Filmed in the real Terezin Ghetto, co-writer/(with Arnost Lustig) director Zbynek Brynych & cinematographer Jan Curik present an utterly harrowing atmosphere, which dissects the Czech New Wave (CNW) stylisation with a almost documentary rawness of slightly out of focus interviews, jagged whip-pans attempting to film a unfolding event, and random lone shots of walls/buildings, (like those at the end of a reel of film.) Brynych's presentation makes a subtle comment on the manipulating manner film can be used (a staged "documentary" is shown being made,where the Nazis force the prisoners to say everything is going fine at the Ghetto for the film.)

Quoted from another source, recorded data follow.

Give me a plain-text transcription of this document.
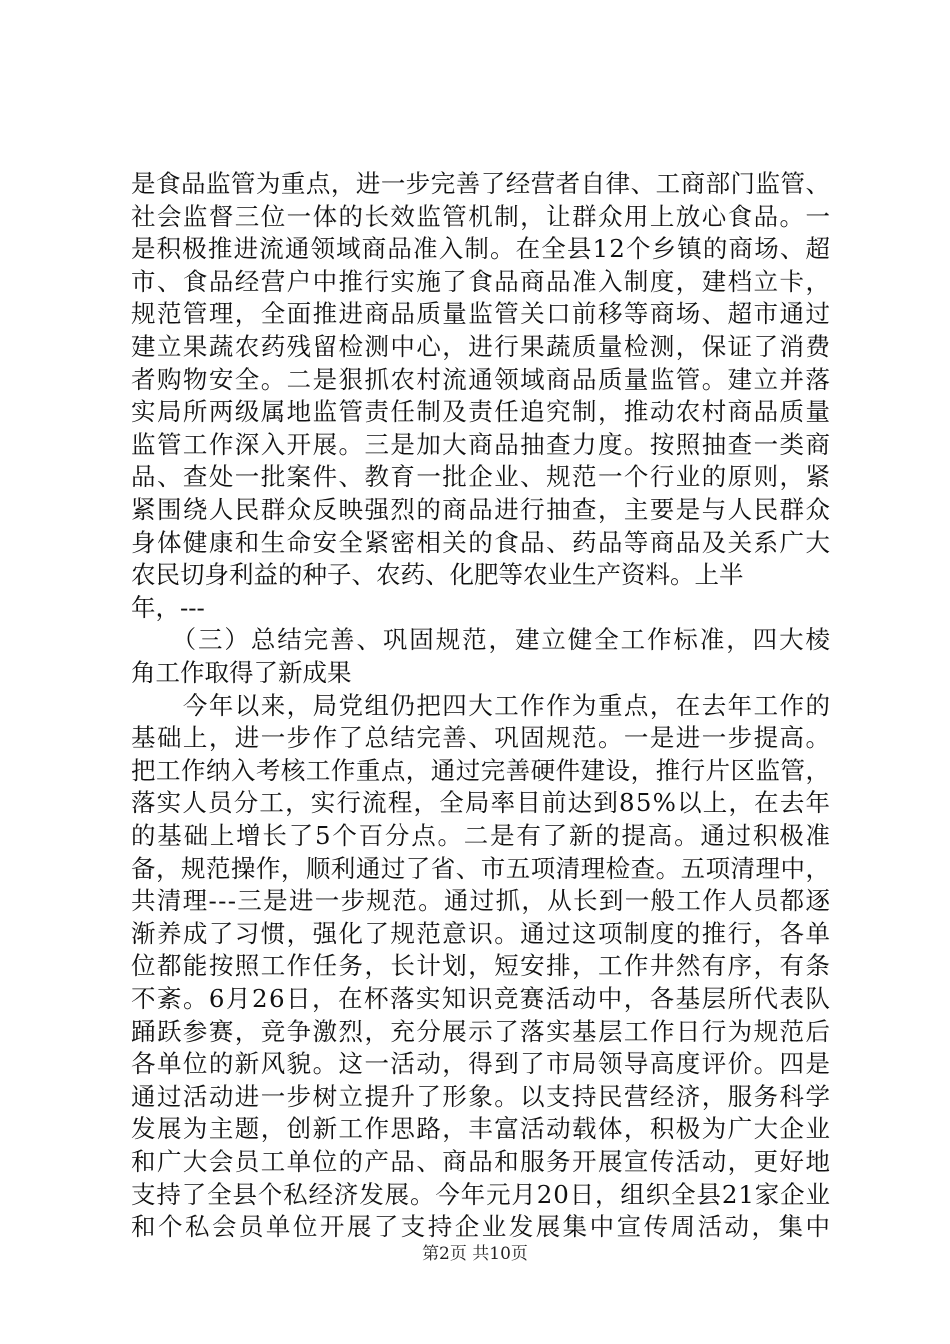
是食品监管为重点，进一步完善了经营者自律、工商部门监管、
社会监督三位一体的长效监管机制，让群众用上放心食品。一
是积极推进流通领域商品准入制。在全县12个乡镇的商场、超
市、食品经营户中推行实施了食品商品准入制度，建档立卡，
规范管理，全面推进商品质量监管关口前移等商场、超市通过
建立果蔬农药残留检测中心，进行果蔬质量检测，保证了消费
者购物安全。二是狠抓农村流通领域商品质量监管。建立并落
实局所两级属地监管责任制及责任追究制，推动农村商品质量
监管工作深入开展。三是加大商品抽查力度。按照抽查一类商
品、查处一批案件、教育一批企业、规范一个行业的原则，紧
紧围绕人民群众反映强烈的商品进行抽查，主要是与人民群众
身体健康和生命安全紧密相关的食品、药品等商品及关系广大
农民切身利益的种子、农药、化肥等农业生产资料。上半
年，---
　　（三）总结完善、巩固规范，建立健全工作标准，四大棱
角工作取得了新成果
　　今年以来，局党组仍把四大工作作为重点，在去年工作的
基础上，进一步作了总结完善、巩固规范。一是进一步提高。
把工作纳入考核工作重点，通过完善硬件建设，推行片区监管，
落实人员分工，实行流程，全局率目前达到85%以上，在去年
的基础上增长了5个百分点。二是有了新的提高。通过积极准
备，规范操作，顺利通过了省、市五项清理检查。五项清理中，
共清理---三是进一步规范。通过抓，从长到一般工作人员都逐
渐养成了习惯，强化了规范意识。通过这项制度的推行，各单
位都能按照工作任务，长计划，短安排，工作井然有序，有条
不紊。6月26日，在杯落实知识竞赛活动中，各基层所代表队
踊跃参赛，竞争激烈，充分展示了落实基层工作日行为规范后
各单位的新风貌。这一活动，得到了市局领导高度评价。四是
通过活动进一步树立提升了形象。以支持民营经济，服务科学
发展为主题，创新工作思路，丰富活动载体，积极为广大企业
和广大会员工单位的产品、商品和服务开展宣传活动，更好地
支持了全县个私经济发展。今年元月20日，组织全县21家企业
和个私会员单位开展了支持企业发展集中宣传周活动，集中
第2页 共10页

Keeping a lone sliver of Jiri Sternwald's score, Brynych (who was joined by fellow CNW film maker Juraj Herz,who has a small role and was second assistant director) brings a delicate minimalist touch to the soundtrack,as long, silent walks of the prisoners crackles with the landing of feet on the dry ground, and the growing noise of planes coming nearer in the final days of WWII,being matched by the increasing whistles from the train departing to take prisoners to camps. A survivor of The Holocaust ( a train taking him to his death in Dachau was dive-bombed by a US fighter-bomber) Arnost Lustig's (who said on the film: "The movie sometimes goes beyond the book.") intelligent adaptation of his own book with co-writer Brynych avoids any War Film stereotypes to instead hit a realist tone of the Nazis degrading/ sending the prisoners to death,in a chillingly casual manner, whilst the victims are dragged into doing depressing, mundane tasks until the train to the camps returns to the Ghetto.